Berlin. La dépréciation brutale de la lire turque sonne comme un rappel à la dure réalité économique pour le président Erdoğan, mais elle menace d’installer durablement la crise économique dans un pays habitué à la croissance rapide de son Pib (7,05 pour cent en 2017) (7). En 2017 la Turquie était le 16e partenaire commercial extérieur de l’Allemagne, autant pour ses exportations (21,5 milliards d’euros) que pour les importations (16,2 milliards d’euros) (1). Historiquement très bien représentées en Turquie, les entreprises allemandes qui produisent pour le marché intérieur s’apprêtent à encaisser une baisse significative du pouvoir d’achat des ménages et des sociétés (6). C’est le cas de la Deutsche Post, de Daimler-Benz, de HeidelbergCement, qui a fourni les matériaux pour la construction du troisième pont sur le Bosphore inauguré en 2016, ou encore de l’entreprise de détergents et de produits d’entretien domestiques Henkel. Certes, les quelques entreprises qui utilisent seulement la Turquie comme lieu de production pourraient voir baisser à court terme leurs coûts de production en euros ou en dollars. Mis à part une ruée conjoncturelle sur les boutiques de luxe et les biens fonciers par des acheteurs étrangers au pouvoir d’achat subitement gonflé, la crise de la lire turque n’a déclenché ni euphorie ni panique en Allemagne pour le moment, bien que les conséquences à venir soient connues.
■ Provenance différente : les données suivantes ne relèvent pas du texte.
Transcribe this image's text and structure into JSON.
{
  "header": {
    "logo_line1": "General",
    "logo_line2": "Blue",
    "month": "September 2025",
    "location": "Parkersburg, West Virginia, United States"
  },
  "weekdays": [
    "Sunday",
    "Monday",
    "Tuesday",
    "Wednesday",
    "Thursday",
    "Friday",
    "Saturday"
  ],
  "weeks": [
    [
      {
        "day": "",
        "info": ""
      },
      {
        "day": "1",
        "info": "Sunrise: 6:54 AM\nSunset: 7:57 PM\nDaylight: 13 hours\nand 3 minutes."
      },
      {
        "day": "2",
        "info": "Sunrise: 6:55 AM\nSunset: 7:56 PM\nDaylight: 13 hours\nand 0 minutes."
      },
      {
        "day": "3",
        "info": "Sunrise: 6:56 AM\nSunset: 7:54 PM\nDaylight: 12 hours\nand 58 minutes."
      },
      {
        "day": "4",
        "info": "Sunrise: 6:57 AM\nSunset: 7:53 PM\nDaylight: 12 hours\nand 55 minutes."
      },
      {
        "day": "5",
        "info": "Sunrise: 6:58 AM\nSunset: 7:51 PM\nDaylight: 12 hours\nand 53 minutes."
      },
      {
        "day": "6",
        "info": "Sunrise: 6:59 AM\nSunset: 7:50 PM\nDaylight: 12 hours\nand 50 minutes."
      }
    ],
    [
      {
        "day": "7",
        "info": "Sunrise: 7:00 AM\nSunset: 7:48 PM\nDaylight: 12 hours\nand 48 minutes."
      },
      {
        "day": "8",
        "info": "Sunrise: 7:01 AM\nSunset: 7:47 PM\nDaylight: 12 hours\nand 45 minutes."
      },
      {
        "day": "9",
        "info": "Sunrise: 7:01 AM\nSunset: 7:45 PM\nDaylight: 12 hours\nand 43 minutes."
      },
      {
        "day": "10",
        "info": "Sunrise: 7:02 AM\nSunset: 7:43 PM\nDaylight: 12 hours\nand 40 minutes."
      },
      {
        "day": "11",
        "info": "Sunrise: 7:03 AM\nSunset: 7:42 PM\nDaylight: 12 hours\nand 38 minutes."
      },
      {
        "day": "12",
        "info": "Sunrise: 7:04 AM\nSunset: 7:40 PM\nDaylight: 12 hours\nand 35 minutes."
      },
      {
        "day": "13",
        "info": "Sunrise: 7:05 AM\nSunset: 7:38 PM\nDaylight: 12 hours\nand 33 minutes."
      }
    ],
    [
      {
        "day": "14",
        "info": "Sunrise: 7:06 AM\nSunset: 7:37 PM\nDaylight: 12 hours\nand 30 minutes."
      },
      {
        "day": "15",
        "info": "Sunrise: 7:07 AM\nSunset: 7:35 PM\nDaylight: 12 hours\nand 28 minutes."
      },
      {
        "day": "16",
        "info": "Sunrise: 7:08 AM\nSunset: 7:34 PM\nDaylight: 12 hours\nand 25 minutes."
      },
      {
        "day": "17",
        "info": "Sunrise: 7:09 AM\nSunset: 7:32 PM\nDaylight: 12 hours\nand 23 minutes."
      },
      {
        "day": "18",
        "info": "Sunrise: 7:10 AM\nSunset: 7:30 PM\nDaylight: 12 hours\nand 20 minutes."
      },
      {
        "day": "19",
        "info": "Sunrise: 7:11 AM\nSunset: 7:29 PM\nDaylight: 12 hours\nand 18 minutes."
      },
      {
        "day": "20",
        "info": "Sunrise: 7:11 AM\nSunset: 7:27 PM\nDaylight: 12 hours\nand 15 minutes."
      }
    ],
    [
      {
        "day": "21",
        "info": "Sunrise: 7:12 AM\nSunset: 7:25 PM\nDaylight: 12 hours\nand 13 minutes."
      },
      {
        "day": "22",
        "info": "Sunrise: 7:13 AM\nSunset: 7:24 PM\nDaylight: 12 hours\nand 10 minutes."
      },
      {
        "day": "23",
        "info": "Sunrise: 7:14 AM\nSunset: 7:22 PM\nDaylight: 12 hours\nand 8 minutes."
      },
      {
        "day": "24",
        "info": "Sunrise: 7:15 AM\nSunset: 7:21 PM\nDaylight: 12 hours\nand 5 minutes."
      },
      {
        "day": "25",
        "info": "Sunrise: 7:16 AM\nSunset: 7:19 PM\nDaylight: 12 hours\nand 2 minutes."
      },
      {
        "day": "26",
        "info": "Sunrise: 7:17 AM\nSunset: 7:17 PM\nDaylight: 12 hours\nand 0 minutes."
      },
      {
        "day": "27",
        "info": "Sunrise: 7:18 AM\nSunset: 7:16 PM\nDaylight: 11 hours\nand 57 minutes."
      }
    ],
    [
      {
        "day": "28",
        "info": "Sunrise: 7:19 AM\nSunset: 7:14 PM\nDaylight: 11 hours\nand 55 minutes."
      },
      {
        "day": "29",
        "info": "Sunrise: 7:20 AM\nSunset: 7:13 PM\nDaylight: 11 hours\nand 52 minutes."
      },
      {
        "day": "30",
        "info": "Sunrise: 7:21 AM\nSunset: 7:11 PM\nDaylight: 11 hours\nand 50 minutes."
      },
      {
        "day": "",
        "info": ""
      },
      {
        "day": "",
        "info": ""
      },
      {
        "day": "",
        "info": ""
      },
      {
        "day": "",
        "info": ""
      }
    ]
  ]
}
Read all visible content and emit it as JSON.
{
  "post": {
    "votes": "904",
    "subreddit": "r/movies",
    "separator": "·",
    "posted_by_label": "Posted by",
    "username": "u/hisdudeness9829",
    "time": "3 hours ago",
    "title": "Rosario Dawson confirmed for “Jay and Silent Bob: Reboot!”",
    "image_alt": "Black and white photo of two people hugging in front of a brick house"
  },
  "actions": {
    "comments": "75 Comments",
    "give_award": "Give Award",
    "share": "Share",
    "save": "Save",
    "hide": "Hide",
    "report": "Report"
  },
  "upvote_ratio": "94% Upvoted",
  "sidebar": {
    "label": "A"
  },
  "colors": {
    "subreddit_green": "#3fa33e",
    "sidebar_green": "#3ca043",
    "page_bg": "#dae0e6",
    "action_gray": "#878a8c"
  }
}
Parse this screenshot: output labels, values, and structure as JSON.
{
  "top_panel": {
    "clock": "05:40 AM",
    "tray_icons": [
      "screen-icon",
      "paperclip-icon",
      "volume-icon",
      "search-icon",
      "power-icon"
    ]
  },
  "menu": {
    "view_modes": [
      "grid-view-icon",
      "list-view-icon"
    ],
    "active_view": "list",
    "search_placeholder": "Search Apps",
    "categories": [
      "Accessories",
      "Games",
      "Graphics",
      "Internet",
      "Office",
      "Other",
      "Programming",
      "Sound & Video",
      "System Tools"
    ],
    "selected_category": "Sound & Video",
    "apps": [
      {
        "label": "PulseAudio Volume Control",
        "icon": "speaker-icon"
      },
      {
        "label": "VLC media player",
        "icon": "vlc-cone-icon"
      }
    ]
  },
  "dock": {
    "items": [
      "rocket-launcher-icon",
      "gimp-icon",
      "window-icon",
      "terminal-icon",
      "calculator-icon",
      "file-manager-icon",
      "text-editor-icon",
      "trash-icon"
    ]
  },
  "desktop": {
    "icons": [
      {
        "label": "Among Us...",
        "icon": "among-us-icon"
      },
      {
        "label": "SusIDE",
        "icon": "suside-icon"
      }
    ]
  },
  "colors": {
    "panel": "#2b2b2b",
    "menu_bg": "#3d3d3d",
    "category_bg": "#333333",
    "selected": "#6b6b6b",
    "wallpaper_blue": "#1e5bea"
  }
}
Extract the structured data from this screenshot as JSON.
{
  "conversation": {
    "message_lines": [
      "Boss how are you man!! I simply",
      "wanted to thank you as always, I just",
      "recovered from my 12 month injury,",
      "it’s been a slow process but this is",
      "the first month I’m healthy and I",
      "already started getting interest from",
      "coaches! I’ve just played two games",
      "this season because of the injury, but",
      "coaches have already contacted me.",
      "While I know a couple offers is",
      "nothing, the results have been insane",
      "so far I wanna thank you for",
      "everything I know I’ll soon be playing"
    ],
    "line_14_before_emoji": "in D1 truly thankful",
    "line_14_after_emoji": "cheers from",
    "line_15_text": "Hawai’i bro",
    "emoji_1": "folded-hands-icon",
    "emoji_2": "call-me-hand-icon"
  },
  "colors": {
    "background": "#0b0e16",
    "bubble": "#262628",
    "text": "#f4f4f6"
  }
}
La présidente du Spd Andrea Nahles est allée jusqu’à proposer un plan de soutien sans conditions à la Turquie (2), mais sa mesure n’a pas vraiment été prise au sérieux, même au sein du parti qu’elle dirige. La mesure a été critiquée par la présidente du groupe parlementaire germano-turc (Deutsch-türkischer Parlamentariergruppe), Sevim Dağdelen (Die Linke) : “il est monstrueux que l’argent du contribuable allemand puisse servir à stabiliser le régime d’Erdoğan” (3). L’ancien président des Verts, Cem Özdemir, a refusé de faire un “chèque en blanc” à la Turquie (5). Sans rejeter le principe d’une aide, il affirme que “le gouvernement devrait utiliser cette fenêtre de tir pour faire pression en faveur de l’État de droit”.

Le mix énergétique de la Turquie, donnant une large place au pétrole, au gaz naturel et au charbon, est aussi très dépendant des importations (8). La production pétrolière du pays ne couvre que 7 pour cent de sa consommation. La Turquie a beaucoup investi dans les énergies renouvelables, pour alléger sa dépendance aux hydrocarbures russes. Mais “le paiement de l’alimentation énergétique du pays est basé sur le dollar” comme l’indique le fournisseur d’énergie allemand Enbw dans Die Welt. La aussi certains projets pourraient être annulés si la crise se prolonge.

La politique à adopter à l’égard de la Turquie sera donc l’un des thèmes majeurs de la rentrée politique allemande, alors que la prochaine visite d’État d’Erdoğan est dénoncée comme une “victoire de la propagande turque” (4) par le chef des Libéraux, Christian Lindner.

Perspectives :

  • 28-29 septembre : visite d’Etat du président turc Recep Tayyip Erdoğan à Berlin.

Sources :

  1. Außenhandel, Statistisches Bundesamt (Destatis), 2018.
  2. DPA, “Wirtschaftskrise in der Türkei – ‘Das kann uns in Deutschland nicht egal sein’”, Handelsblatt, 22/08/2018.
  3. DPA, Deutsche Türkeipolitik : Dağdelen nennt Nahles-Vorschlag ‘ungeheuerlich’, Süddeutsche Zeitung 21/08/2018.
  4. Höh/sev/dpa/AFP, “FDP-Chef Lindner nennt Staatsbesuch ‘Propagandasieg’”, Der Spiegel, 14/08/2018.
  5. MARSCHALL, Birgit, “Interview mit Cem Özdemir : ‘Nahles gibt Erdogan den Blankoscheck’”, Rheinische Post, 23/08/2018.
  6. SOMMERFELD, Felix, “Deutsche Konzerne fürchten den Lira-Absturz“, Der Spiegel, 15/08/2018.
  7. Statista, 2018.
  8. WETZLER, Daniel, Energie-Rechnung wird zur schweren Last für die Türkei, Die Welt 21/08/2018.